FortiGuard Labs warns of a global phishing campaign that delivers UpCrypter malware, giving hackers complete control of infected Windows systems and raising serious security concerns.

A major new cybersecurity alert has been issued by FortiGuard Labs, the research division of Fortinet, following its discovery of a highly dangerous phishing campaign. The findings from this research were shared with Hackread.com ahead of its publication on August 25, 2025. The attack is designed to trick Microsoft Windows users into unknowingly installing powerful malware that can give hackers complete control over their computers.

The campaign, which FortiGuard Labs’ telemetry shows is operating on a global scale, has grown rapidly, with detections doubling in just two weeks, impacting several industries, including manufacturing, technology, healthcare, construction, retail and hospitality.

Researchers observed that this is not just a simple scam to steal login details, but a full-scale attack process that can secretly install a harmful program inside a company’s network, allowing attackers to maintain control for a long time.

The attack begins with an email, which could either pretend to be a “Missed Phone Call” or a “purchase order”. Both emails contain a malicious file disguised as an HTML attachment named, for example, “VN0001210000200.html” or “採購訂單.html“.

When opened, these files redirect the user to a fake, but very convincing, website, which even displays the victim’s own company email domain and logo to appear legitimate.

This fake page forces the victim to download a malicious file by clicking on the “download” button, after which a harmful JavaScript file is delivered. As shown in the attack flow diagram, this file then works to secretly download and install the next stage of the malware without the user’s knowledge.

Accorfing to the company’s blog post, the downloaded JavaScript file is a dropper for UpCrypter, a malware developed by Pjoao1578. Its purpose is to secretly install more dangerous tools. Researchers found that UpCrypter is being used to deploy different types of Remote Access Tools (RATs), which are programs that let an attacker remotely control an infected computer. The specific RATs identified in this campaign were DCRat, PureHVNC, and Babylon RAT.

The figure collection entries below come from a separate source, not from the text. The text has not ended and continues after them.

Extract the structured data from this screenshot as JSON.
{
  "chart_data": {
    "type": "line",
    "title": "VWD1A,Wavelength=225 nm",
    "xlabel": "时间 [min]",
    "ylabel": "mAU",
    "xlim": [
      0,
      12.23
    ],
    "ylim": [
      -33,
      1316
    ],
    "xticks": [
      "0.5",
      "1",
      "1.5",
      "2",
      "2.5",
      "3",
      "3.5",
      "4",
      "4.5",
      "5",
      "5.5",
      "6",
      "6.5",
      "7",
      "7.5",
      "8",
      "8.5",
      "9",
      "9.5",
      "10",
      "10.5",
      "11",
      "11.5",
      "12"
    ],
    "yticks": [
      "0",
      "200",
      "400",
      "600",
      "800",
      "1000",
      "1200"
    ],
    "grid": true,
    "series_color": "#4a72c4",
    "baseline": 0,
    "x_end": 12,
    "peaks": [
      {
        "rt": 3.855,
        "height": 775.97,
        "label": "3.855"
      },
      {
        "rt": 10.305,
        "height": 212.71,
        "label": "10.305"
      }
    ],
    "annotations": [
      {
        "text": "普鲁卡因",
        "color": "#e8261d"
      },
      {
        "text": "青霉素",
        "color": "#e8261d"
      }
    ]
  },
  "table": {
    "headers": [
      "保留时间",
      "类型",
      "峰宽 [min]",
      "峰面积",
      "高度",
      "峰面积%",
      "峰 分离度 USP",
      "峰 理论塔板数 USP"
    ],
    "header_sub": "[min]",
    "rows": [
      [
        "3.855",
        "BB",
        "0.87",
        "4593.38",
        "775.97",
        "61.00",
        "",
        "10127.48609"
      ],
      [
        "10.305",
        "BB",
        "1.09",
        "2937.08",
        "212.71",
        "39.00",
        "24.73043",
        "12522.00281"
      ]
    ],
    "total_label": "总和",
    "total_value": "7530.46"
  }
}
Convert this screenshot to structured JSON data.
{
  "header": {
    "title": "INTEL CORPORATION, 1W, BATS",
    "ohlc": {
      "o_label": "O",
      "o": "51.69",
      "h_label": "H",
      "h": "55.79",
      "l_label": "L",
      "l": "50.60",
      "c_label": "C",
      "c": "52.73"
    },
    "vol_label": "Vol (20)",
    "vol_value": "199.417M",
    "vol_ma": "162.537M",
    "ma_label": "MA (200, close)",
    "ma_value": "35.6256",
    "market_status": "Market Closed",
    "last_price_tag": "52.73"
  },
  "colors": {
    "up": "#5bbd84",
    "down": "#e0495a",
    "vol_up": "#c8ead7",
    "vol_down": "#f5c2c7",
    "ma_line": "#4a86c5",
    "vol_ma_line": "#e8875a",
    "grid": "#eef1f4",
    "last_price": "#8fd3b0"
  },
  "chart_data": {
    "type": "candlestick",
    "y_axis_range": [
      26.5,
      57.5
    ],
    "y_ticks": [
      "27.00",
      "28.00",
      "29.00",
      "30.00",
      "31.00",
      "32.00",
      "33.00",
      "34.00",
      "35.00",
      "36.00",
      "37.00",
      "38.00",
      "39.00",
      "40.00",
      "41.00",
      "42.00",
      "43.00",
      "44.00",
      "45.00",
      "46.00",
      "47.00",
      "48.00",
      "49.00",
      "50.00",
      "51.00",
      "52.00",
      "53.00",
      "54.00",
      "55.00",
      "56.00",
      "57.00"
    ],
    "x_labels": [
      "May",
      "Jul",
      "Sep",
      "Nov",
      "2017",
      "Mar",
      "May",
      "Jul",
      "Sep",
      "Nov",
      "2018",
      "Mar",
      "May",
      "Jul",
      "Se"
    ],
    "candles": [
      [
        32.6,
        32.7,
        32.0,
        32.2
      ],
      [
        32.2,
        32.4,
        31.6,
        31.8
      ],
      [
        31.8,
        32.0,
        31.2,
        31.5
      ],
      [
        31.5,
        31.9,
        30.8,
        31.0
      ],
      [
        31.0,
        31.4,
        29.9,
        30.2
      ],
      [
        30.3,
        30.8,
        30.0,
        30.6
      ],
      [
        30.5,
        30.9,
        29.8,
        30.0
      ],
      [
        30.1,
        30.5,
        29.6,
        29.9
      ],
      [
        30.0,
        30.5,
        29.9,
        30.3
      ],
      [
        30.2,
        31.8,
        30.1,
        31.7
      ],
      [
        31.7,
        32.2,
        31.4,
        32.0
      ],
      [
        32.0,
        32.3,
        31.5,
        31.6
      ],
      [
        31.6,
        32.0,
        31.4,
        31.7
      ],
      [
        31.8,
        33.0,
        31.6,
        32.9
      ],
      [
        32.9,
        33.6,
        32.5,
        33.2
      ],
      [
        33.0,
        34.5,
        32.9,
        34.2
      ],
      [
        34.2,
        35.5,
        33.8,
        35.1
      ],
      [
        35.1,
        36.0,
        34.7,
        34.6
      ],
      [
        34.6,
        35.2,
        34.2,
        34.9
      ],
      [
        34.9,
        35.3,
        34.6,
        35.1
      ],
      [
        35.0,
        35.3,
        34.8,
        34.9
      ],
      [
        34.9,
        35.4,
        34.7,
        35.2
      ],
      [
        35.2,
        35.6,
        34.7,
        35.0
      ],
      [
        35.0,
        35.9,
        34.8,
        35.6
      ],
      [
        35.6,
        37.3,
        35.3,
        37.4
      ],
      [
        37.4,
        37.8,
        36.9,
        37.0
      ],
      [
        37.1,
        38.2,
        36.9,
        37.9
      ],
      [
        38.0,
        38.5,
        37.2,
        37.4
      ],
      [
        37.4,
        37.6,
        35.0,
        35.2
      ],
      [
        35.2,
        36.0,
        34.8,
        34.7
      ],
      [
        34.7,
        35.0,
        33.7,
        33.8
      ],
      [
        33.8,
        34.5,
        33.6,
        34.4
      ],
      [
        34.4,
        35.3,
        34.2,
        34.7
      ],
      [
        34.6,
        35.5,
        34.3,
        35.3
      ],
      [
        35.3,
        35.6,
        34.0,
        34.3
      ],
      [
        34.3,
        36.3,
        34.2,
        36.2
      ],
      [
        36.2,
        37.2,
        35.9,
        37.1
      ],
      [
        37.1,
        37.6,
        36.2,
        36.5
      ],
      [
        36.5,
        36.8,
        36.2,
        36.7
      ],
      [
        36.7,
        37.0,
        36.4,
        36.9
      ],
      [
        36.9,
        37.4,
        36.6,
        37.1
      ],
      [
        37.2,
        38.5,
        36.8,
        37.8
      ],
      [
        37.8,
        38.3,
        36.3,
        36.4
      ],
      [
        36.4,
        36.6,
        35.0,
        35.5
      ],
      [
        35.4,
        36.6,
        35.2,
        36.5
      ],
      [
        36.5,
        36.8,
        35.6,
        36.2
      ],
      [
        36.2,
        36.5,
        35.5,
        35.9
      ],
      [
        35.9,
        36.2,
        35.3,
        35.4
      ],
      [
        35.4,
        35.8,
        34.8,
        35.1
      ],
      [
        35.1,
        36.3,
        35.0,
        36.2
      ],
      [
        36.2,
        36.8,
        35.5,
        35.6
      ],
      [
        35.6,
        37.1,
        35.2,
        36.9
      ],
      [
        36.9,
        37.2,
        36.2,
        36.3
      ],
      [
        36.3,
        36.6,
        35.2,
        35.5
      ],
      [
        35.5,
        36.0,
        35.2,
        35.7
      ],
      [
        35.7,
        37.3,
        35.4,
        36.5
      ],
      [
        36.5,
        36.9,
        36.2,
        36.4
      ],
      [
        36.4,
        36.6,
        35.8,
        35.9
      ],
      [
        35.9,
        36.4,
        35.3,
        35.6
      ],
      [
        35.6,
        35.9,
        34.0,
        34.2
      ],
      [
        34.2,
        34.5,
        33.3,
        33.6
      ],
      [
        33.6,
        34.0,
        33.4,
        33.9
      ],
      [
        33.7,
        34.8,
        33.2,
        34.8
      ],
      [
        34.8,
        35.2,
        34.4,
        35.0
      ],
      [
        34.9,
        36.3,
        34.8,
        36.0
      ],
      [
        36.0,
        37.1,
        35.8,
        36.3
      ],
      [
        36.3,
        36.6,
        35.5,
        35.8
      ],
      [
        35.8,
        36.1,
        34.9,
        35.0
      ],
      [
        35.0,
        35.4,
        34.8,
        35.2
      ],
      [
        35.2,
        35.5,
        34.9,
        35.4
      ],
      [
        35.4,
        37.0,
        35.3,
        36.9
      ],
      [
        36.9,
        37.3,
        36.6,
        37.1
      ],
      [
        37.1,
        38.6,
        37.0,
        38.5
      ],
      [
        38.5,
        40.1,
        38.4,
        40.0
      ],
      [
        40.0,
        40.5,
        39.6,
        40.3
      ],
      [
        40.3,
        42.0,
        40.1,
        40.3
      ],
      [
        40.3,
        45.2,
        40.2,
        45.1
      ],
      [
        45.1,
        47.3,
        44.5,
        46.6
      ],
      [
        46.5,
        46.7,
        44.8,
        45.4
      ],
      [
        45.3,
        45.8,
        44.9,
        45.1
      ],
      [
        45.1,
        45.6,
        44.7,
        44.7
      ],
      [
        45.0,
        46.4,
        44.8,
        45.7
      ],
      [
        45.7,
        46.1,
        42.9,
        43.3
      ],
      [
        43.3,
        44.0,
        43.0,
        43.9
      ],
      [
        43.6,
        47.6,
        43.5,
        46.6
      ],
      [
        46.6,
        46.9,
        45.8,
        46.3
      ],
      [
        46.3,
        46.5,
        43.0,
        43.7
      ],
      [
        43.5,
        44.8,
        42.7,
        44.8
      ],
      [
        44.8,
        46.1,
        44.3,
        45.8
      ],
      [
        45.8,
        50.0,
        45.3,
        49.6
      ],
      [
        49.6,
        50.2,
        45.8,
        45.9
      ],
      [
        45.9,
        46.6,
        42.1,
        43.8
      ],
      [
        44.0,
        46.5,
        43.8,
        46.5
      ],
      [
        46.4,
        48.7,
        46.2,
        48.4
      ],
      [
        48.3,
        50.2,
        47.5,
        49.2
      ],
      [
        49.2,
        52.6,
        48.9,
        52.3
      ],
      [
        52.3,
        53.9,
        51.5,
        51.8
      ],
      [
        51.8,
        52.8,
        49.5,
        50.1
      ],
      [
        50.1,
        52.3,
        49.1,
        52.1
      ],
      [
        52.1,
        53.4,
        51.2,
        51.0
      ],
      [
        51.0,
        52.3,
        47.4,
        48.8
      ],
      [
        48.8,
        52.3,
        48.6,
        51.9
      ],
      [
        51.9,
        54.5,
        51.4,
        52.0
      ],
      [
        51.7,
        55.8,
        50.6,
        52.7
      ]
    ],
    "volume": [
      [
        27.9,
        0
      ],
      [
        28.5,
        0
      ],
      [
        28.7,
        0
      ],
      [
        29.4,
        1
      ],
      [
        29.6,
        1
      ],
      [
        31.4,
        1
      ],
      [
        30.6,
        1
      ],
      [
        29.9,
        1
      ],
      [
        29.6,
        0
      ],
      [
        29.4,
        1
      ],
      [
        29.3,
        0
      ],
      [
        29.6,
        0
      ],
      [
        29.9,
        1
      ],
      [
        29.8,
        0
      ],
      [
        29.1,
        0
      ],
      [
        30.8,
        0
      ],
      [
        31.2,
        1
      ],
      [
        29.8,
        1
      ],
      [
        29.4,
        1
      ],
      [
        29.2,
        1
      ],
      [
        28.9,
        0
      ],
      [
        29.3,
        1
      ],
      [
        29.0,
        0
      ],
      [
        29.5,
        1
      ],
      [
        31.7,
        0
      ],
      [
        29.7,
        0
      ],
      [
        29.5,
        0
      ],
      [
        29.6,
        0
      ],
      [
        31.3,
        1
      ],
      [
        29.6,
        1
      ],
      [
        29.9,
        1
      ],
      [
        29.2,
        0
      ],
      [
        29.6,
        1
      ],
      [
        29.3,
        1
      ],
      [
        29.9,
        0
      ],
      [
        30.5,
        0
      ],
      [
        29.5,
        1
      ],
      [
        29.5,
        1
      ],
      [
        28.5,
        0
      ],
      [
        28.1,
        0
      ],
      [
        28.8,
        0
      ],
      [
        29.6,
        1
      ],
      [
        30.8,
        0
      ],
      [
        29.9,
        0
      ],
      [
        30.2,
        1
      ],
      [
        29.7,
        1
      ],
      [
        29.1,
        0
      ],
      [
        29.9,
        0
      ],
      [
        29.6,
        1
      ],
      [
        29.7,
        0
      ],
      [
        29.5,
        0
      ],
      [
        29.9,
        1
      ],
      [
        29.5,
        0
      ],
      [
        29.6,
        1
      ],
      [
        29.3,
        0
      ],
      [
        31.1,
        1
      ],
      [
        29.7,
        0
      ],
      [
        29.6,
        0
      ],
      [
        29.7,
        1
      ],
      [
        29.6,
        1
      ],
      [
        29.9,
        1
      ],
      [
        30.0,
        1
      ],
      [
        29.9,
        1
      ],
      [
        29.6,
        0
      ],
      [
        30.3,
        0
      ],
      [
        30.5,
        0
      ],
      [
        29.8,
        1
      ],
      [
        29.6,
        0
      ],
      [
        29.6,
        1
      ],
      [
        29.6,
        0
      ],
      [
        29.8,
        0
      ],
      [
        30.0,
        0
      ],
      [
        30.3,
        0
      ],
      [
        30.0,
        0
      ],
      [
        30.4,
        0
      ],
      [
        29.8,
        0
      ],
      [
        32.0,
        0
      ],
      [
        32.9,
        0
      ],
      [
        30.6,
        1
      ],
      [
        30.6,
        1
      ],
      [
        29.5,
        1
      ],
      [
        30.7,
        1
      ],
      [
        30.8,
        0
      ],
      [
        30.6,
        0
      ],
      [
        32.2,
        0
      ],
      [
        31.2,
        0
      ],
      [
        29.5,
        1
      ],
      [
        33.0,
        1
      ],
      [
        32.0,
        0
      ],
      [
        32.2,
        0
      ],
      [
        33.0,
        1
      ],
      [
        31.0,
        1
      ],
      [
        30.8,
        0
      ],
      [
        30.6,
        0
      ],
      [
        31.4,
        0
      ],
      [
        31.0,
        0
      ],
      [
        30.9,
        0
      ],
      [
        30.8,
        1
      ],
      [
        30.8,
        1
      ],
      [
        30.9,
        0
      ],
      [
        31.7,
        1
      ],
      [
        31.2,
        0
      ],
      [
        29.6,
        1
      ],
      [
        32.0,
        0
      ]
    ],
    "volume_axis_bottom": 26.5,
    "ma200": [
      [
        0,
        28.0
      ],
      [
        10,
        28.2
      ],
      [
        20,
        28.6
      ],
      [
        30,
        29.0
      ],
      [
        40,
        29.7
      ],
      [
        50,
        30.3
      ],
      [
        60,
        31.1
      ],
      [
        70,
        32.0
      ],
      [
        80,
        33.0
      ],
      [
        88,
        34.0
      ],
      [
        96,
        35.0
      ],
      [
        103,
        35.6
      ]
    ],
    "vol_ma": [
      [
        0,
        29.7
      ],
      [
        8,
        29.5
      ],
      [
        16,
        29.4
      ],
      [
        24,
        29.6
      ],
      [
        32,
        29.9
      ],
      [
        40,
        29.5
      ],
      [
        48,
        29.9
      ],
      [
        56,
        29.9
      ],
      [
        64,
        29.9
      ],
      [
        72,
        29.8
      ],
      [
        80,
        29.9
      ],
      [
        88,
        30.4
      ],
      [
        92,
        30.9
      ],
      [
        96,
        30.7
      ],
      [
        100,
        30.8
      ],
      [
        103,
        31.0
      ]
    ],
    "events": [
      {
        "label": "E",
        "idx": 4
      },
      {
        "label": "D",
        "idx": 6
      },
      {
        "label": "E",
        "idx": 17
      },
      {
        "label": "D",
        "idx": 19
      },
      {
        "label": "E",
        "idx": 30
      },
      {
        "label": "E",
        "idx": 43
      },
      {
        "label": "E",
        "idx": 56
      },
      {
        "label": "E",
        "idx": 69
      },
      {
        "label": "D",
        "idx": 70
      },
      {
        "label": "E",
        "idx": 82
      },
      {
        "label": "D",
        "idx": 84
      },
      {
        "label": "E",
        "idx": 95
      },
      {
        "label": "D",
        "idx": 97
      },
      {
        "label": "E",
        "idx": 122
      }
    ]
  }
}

UpCrypter is designed to be highly evasive, with sophisticated checks to see if it is being analysed by security tools like Wireshark or ANY.RUN, or running inside a virtual environment. If it detects any, it may stop its actions or even force a system restart to avoid being caught. The malware can even hide its malicious code inside a JPG image file. To ensure it continues to run, it adds a key to the Windows registry, a detail crucial to security.

Given the high severity of this threat, FortiGuard Labs urges individuals and companies to take it seriously. Organizations should use strong email filters and make sure their employees are well-trained to recognize and avoid these types of attacks.

“Various fake voicemail and fake invoice phishing lures remain popular for attackers simply because they work,“ said John Bambenek, President at Bambenek Consulting. “In this case, however, looking for the chain of events of opening an HTML attachment in email that leads to PowerShell usage provides an easy and quick win to detection (and hopefully prevent) this chain of events. Not every user needs access to PowerShell, and certainly not when the chain starts from Outlook.exe,“ he cautioned.